I was trying to make a manga of Sapphire Shine, I'm working on chapter 1, page 2, but I can't. I'm sorry. It's just that my brother. He always drives me nuts too much. He does that over a zillion times. I'm sick of it. He's 9, and he's turning 10 this year, and he's still annoying. But seriously, he needs to grow up. By the way, I don't think he's seriously actually pretty smart and intelligence for his age. I made a million of blogs already about my brother driving me nuts. You can tell that I'm the one who has the most blogs currently on DrawingNow. I tried so many things to stop him annoying me and I realize there's no way how to stop him. I hope he could get dead one day pretty soon.
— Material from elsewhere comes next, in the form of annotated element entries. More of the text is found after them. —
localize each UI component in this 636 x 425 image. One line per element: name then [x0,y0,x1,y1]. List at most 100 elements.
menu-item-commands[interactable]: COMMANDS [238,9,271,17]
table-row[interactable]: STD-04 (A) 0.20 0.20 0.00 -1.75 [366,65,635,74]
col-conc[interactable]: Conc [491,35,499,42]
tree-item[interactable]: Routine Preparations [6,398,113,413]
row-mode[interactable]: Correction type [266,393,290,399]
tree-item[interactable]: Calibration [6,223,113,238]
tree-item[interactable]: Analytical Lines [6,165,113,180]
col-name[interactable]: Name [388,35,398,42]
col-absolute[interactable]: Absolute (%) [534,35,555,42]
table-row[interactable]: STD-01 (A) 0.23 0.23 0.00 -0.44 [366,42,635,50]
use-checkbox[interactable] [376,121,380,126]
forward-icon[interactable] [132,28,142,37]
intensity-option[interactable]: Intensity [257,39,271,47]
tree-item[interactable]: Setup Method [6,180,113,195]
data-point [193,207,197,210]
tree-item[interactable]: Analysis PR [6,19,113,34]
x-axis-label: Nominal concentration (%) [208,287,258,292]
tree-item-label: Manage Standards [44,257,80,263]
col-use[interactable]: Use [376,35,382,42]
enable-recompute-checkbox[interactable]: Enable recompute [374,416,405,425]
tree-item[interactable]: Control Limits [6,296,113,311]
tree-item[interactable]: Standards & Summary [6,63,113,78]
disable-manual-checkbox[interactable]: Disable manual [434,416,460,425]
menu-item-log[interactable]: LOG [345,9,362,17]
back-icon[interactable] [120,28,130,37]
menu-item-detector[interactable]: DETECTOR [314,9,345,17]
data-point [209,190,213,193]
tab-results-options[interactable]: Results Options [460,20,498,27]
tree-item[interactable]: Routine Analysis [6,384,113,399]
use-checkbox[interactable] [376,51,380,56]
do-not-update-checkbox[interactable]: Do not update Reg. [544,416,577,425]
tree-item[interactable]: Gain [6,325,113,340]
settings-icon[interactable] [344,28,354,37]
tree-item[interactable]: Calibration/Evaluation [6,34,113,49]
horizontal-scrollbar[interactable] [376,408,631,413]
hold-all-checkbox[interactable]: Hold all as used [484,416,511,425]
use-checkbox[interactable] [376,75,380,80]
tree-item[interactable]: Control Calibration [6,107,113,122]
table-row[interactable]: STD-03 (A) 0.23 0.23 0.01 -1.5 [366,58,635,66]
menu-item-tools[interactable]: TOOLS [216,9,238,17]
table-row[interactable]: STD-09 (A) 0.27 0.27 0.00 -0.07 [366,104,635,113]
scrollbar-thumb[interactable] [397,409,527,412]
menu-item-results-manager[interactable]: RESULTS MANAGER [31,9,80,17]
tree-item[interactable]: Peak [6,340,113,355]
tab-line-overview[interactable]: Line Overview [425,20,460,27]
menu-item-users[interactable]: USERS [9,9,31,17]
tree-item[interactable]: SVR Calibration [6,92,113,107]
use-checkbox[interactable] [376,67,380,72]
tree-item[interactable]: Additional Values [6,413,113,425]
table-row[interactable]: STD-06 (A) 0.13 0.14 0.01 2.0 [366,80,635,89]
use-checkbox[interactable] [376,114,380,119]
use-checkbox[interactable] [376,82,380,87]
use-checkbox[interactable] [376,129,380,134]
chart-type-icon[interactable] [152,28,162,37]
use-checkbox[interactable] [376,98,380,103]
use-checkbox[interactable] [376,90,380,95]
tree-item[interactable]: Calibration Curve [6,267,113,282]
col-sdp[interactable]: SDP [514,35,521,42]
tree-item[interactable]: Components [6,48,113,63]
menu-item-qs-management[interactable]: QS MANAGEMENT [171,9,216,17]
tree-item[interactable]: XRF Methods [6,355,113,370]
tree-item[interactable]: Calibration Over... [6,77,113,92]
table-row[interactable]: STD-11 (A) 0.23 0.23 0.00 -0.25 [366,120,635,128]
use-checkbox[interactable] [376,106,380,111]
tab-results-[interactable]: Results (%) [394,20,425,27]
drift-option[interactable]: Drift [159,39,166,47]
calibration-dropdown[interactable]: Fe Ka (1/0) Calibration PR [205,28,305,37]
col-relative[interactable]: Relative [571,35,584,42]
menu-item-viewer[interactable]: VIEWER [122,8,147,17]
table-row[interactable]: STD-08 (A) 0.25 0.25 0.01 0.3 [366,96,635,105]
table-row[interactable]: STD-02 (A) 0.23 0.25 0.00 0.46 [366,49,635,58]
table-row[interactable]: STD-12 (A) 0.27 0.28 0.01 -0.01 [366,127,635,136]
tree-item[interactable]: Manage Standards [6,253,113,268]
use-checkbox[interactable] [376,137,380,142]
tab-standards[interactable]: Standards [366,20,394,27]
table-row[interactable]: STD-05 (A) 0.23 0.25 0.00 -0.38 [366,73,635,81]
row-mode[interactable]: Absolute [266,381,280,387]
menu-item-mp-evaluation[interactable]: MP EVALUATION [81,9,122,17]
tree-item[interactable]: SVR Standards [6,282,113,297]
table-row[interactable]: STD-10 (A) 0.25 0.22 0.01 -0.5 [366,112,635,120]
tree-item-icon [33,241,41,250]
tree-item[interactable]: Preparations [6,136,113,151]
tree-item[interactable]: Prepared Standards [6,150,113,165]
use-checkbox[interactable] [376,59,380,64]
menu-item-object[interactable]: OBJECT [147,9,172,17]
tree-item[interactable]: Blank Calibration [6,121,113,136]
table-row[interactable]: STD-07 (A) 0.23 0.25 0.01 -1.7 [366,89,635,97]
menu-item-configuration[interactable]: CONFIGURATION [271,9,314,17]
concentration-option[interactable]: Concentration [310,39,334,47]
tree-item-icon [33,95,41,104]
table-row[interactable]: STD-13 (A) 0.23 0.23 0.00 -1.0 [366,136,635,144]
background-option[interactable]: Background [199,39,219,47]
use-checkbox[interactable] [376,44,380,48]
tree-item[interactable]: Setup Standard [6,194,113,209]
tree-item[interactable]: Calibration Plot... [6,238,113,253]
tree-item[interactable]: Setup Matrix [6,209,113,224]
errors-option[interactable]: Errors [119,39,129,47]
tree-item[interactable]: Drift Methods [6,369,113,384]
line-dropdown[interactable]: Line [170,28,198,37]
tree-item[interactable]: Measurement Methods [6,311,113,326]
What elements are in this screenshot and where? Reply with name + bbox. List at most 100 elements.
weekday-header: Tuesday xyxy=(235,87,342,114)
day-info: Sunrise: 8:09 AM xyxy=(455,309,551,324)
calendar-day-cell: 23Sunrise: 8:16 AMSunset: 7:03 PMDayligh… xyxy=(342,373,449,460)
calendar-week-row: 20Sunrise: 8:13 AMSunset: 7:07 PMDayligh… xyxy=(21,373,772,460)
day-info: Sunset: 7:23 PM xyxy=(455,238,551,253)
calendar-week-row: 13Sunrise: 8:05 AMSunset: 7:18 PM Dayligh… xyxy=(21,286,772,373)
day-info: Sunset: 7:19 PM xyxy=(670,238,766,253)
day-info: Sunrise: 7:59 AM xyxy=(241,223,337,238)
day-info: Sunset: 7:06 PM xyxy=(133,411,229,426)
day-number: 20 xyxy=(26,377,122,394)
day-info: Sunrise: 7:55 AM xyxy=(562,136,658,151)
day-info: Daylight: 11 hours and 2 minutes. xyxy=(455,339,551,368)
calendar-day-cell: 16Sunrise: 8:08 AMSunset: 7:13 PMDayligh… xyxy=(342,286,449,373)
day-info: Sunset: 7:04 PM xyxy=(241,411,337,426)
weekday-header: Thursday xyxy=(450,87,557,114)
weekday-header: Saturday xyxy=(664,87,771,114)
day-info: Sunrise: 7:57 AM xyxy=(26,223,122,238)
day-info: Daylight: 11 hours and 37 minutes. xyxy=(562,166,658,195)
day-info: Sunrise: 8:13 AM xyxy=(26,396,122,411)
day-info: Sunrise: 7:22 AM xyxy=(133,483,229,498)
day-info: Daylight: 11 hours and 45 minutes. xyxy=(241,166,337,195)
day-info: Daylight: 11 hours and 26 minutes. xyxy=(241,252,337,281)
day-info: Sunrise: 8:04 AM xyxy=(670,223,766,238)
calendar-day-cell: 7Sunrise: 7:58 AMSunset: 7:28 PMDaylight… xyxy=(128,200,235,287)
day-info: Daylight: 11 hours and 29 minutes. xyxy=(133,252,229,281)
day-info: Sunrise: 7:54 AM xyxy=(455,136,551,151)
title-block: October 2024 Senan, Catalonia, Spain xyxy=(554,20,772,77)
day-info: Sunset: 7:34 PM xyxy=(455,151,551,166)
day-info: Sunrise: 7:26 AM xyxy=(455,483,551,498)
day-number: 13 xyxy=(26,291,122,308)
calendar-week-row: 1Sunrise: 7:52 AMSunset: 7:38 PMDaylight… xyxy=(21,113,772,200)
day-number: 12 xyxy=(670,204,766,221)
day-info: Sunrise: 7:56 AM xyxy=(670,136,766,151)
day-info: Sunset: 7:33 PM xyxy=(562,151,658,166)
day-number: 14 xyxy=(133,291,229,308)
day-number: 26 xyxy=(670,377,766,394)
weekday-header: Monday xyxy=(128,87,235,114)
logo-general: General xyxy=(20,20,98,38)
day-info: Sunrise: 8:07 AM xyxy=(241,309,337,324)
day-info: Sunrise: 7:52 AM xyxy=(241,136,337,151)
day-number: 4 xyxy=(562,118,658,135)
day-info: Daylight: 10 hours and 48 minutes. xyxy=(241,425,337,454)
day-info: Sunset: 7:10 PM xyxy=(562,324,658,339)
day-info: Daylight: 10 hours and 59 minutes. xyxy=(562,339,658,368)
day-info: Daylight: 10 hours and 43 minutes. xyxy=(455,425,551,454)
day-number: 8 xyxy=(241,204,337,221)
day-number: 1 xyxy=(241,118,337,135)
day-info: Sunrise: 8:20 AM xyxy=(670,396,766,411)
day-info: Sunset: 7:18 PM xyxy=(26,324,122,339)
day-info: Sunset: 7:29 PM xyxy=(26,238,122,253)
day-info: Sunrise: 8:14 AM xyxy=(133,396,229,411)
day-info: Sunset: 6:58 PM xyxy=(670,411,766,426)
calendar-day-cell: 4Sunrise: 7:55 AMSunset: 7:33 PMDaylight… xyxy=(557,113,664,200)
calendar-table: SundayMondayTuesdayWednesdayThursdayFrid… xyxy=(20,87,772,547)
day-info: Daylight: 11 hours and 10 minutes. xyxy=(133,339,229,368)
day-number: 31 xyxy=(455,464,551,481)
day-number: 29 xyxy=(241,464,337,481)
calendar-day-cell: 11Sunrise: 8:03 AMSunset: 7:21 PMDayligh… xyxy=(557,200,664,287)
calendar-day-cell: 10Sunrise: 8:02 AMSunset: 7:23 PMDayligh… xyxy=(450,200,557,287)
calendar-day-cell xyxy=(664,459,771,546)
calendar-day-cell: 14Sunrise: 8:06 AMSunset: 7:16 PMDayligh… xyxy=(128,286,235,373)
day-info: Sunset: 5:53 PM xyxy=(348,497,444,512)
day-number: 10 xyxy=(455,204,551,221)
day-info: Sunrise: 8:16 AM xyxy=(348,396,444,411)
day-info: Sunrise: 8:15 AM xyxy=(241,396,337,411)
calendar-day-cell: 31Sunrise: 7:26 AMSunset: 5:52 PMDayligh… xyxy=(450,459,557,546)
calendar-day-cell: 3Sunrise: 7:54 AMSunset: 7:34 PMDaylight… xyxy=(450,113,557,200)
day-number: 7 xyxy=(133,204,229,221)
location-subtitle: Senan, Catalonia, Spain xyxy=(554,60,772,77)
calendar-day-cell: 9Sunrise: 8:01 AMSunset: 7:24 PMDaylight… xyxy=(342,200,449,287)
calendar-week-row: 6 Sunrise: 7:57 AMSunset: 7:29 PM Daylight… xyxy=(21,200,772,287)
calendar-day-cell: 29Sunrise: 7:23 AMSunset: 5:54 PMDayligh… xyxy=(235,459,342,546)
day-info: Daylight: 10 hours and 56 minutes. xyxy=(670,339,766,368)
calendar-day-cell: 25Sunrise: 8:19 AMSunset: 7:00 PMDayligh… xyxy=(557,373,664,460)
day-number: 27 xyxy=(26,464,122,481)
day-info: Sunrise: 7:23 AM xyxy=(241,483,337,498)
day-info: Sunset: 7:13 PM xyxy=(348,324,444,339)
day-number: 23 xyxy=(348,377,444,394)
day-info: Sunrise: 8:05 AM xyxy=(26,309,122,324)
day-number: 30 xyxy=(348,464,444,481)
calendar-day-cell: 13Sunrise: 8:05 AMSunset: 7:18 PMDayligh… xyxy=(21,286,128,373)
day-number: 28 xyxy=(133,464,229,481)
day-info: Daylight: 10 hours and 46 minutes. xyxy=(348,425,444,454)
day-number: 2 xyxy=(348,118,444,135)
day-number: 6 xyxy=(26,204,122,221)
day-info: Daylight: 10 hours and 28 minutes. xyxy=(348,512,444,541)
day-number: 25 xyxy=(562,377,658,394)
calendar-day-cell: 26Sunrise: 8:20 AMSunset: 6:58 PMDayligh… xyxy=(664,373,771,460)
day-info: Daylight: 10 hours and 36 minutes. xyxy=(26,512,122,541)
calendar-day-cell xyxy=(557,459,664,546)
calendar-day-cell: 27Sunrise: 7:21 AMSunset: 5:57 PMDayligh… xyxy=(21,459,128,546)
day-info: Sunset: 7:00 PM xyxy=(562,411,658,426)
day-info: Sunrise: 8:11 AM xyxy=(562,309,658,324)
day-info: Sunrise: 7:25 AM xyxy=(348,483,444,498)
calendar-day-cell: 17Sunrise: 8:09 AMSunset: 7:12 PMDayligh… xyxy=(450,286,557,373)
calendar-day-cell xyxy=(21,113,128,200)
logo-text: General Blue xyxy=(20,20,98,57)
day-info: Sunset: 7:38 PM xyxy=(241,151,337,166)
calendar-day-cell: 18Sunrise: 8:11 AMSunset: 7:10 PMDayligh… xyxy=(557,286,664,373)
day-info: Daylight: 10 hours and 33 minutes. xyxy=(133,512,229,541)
Another thing, is there any ways how to divorce my brother? He's just too annoying. When I say 'divorce' that means to unconnect, even though if we're still not married. Plus, I'm too young to marry. I'm only 11 and I'm turning 12 this month on the 31st.
On this website, I see that there's blogs without replies and the creator of blogs were badly needed help. I know this wouldn't be fair. But for me, I do give out comments on blogs when they needed help, but sometimes you don't see I do those because I would thought there wouldn't be able to help with or don't even know about this.
I'm not quitting this website. But sometimes I feel like I want to quit the house and stay away from my brother because of this. I tried ignoring my brother so many times but that wouldn't help. He's like the worst person I ever met. I think he's annoying so much that I actually almost feel like I don't want to love him.
But for those who has annoying siblings, just ignore them, let them sleep, or be nice to them. You should love them, they're your siblings.
I'll still start continuing making a manga of chapter 1, page 2, but there's so many mistakes to fix, and making manga, honestly, in my opinion, it would be too hard. I don't know why. I'll start continuing making a manga when it's midnight. At midnight my brother doesn't annoy. Nights gives me peaceful. Days are just going nuts and worse. I wish I don't have any brother like that so my house would keep more quiet and peaceful, so my life would be more alive and be relaxing. He always gives me a painful headache. This is getting so old. It's been months and months and months.